The U.S. Food and Drug Administration (FDA) announced on December 1, 2025 that it has deployed “agentic” artificial-intelligence (AI) capabilities for all its employees. Agentic AI refers to advanced systems engineered to plan, reason, and carry out multi-step tasks. These tools are designed to assist the agency’s reviewers, scientists, and investigators by enabling more complex workflows — for example meeting management, pre-market reviews, review validation, post-market surveillance, inspections, compliance and general administrative work.

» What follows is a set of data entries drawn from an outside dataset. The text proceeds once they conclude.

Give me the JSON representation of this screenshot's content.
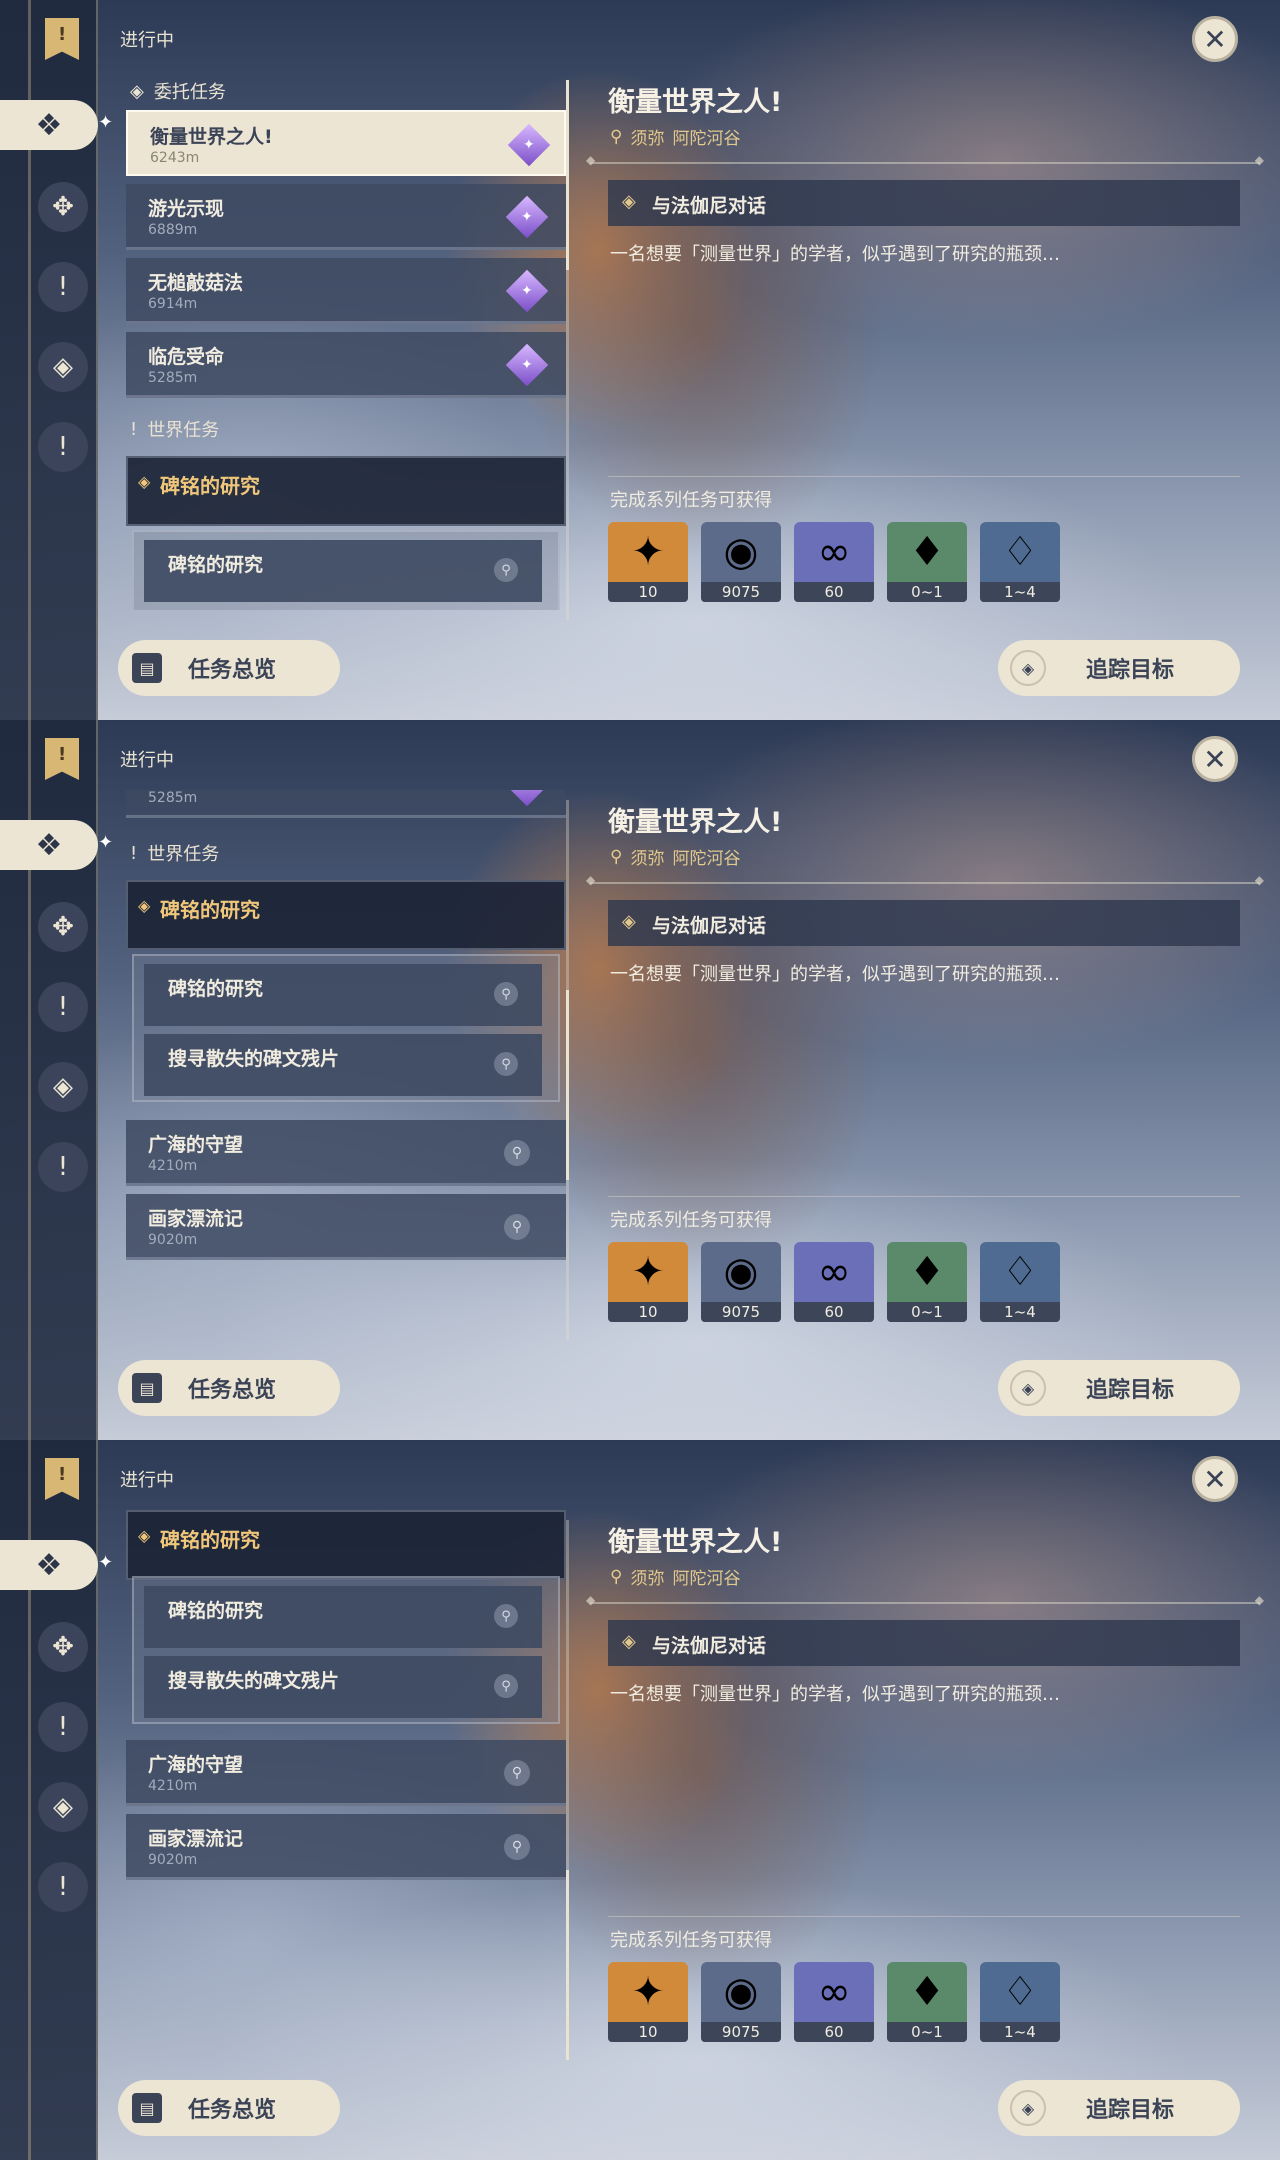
{
  "section_title": "进行中",
  "nav": {
    "bookmark_icon": "bookmark-icon",
    "items": [
      {
        "icon": "commission-icon",
        "glyph": "❖"
      },
      {
        "icon": "archon-quest-icon",
        "glyph": "✥"
      },
      {
        "icon": "story-quest-icon",
        "glyph": "!"
      },
      {
        "icon": "world-quest-diamond-icon",
        "glyph": "◈"
      },
      {
        "icon": "exclamation-icon",
        "glyph": "!"
      }
    ]
  },
  "list": {
    "commission_header": "委托任务",
    "world_header": "世界任务",
    "commissions": [
      {
        "name": "衡量世界之人!",
        "distance": "6243m",
        "selected": true
      },
      {
        "name": "游光示现",
        "distance": "6889m"
      },
      {
        "name": "无槌敲菇法",
        "distance": "6914m"
      },
      {
        "name": "临危受命",
        "distance": "5285m"
      }
    ],
    "chain": {
      "name": "碑铭的研究",
      "subs": [
        "碑铭的研究",
        "搜寻散失的碑文残片"
      ]
    },
    "world_quests": [
      {
        "name": "广海的守望",
        "distance": "4210m"
      },
      {
        "name": "画家漂流记",
        "distance": "9020m"
      }
    ]
  },
  "detail": {
    "title": "衡量世界之人!",
    "location": [
      "须弥",
      "阿陀河谷"
    ],
    "objective": "与法伽尼对话",
    "description": "一名想要「测量世界」的学者，似乎遇到了研究的瓶颈…",
    "rewards_title": "完成系列任务可获得",
    "rewards": [
      {
        "icon": "intertwined-fate-icon",
        "count": "10",
        "color": "#d08a3a"
      },
      {
        "icon": "mora-coin-icon",
        "count": "9075",
        "color": "#5d6b8a"
      },
      {
        "icon": "reputation-icon",
        "count": "60",
        "color": "#6a6fb8"
      },
      {
        "icon": "amethyst-crystal-icon",
        "count": "0~1",
        "color": "#5a8a6a"
      },
      {
        "icon": "pink-crystal-cluster-icon",
        "count": "1~4",
        "color": "#4f6b92"
      }
    ]
  },
  "buttons": {
    "overview": "任务总览",
    "track": "追踪目标"
  }
}
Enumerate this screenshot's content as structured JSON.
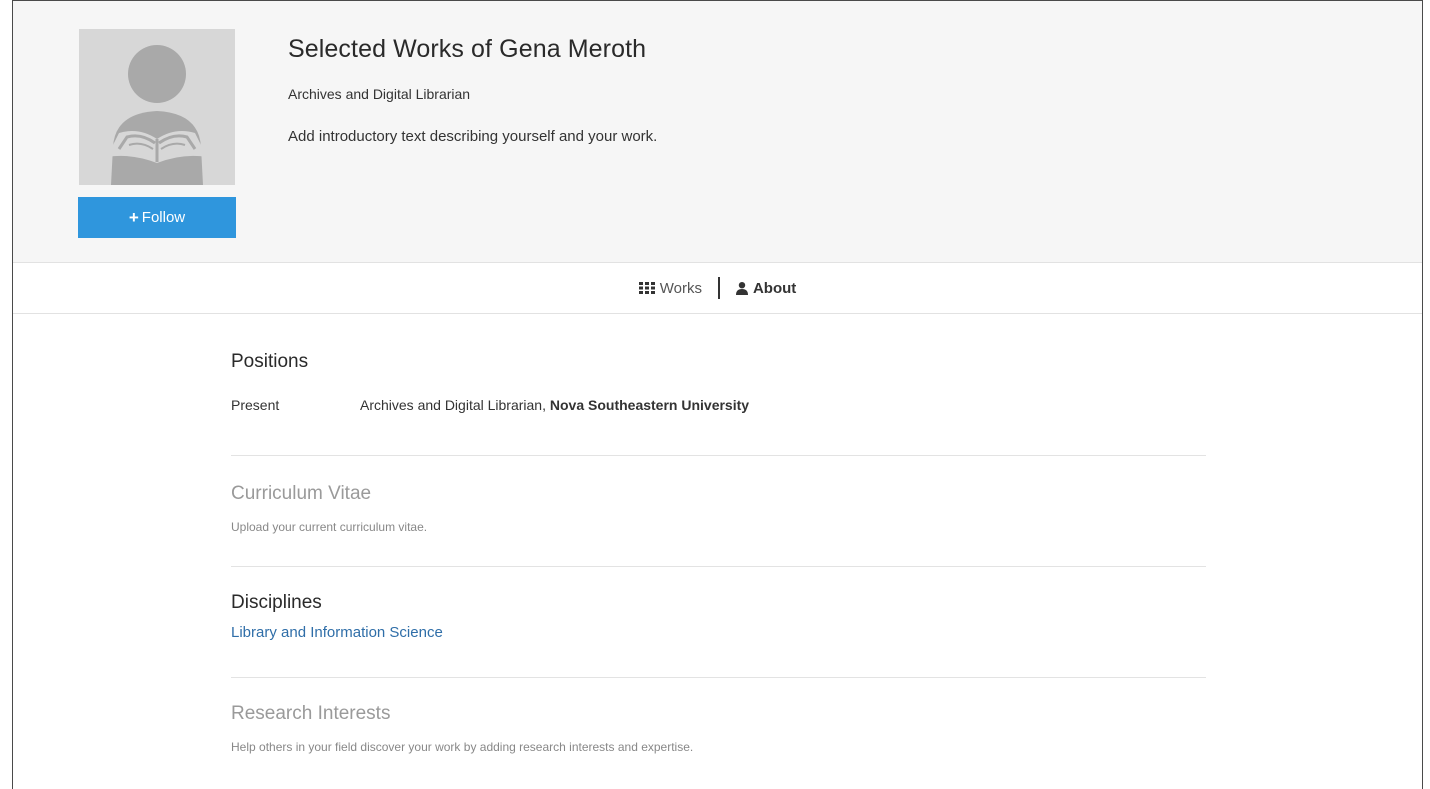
{
  "profile": {
    "title": "Selected Works of Gena Meroth",
    "subtitle": "Archives and Digital Librarian",
    "intro": "Add introductory text describing yourself and your work.",
    "follow_label": "Follow"
  },
  "nav": {
    "works_label": "Works",
    "about_label": "About",
    "works_icon": "grid-icon",
    "about_icon": "user-icon"
  },
  "positions": {
    "title": "Positions",
    "items": [
      {
        "period": "Present",
        "role": "Archives and Digital Librarian, ",
        "organization": "Nova Southeastern University"
      }
    ]
  },
  "cv": {
    "title": "Curriculum Vitae",
    "help": "Upload your current curriculum vitae."
  },
  "disciplines": {
    "title": "Disciplines",
    "items": [
      "Library and Information Science"
    ]
  },
  "research": {
    "title": "Research Interests",
    "help": "Help others in your field discover your work by adding research interests and expertise."
  },
  "colors": {
    "accent": "#2f96dd",
    "link": "#2f6ea8",
    "header_bg": "#f6f6f6"
  }
}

The FDA emphasizes that the use of agentic AI is entirely optional; staff may adopt it voluntarily. According to the agency, the models are implemented within a secure GovCloud environment and do not train on staff inputs or on any data submitted by regulated industry — a safeguard meant to protect sensitive research and regulatory information.

This rollout builds on a prior initiative: in May 2025 the FDA introduced a generative-AI tool (named “Elsa”) and internal data suggest more than 70% of staff now use it voluntarily. With the new agentic-AI deployment, the agency intends to deepen the role of AI in its operations, supporting more complex tasks than were previously handled by simpler generative models.

As part of the rollout, the FDA is launching a two-month “Agentic AI Challenge,” encouraging staff to create and test new workflows leveraging these tools. The results will be showcased at the FDA Scientific Computing Day in January 2026.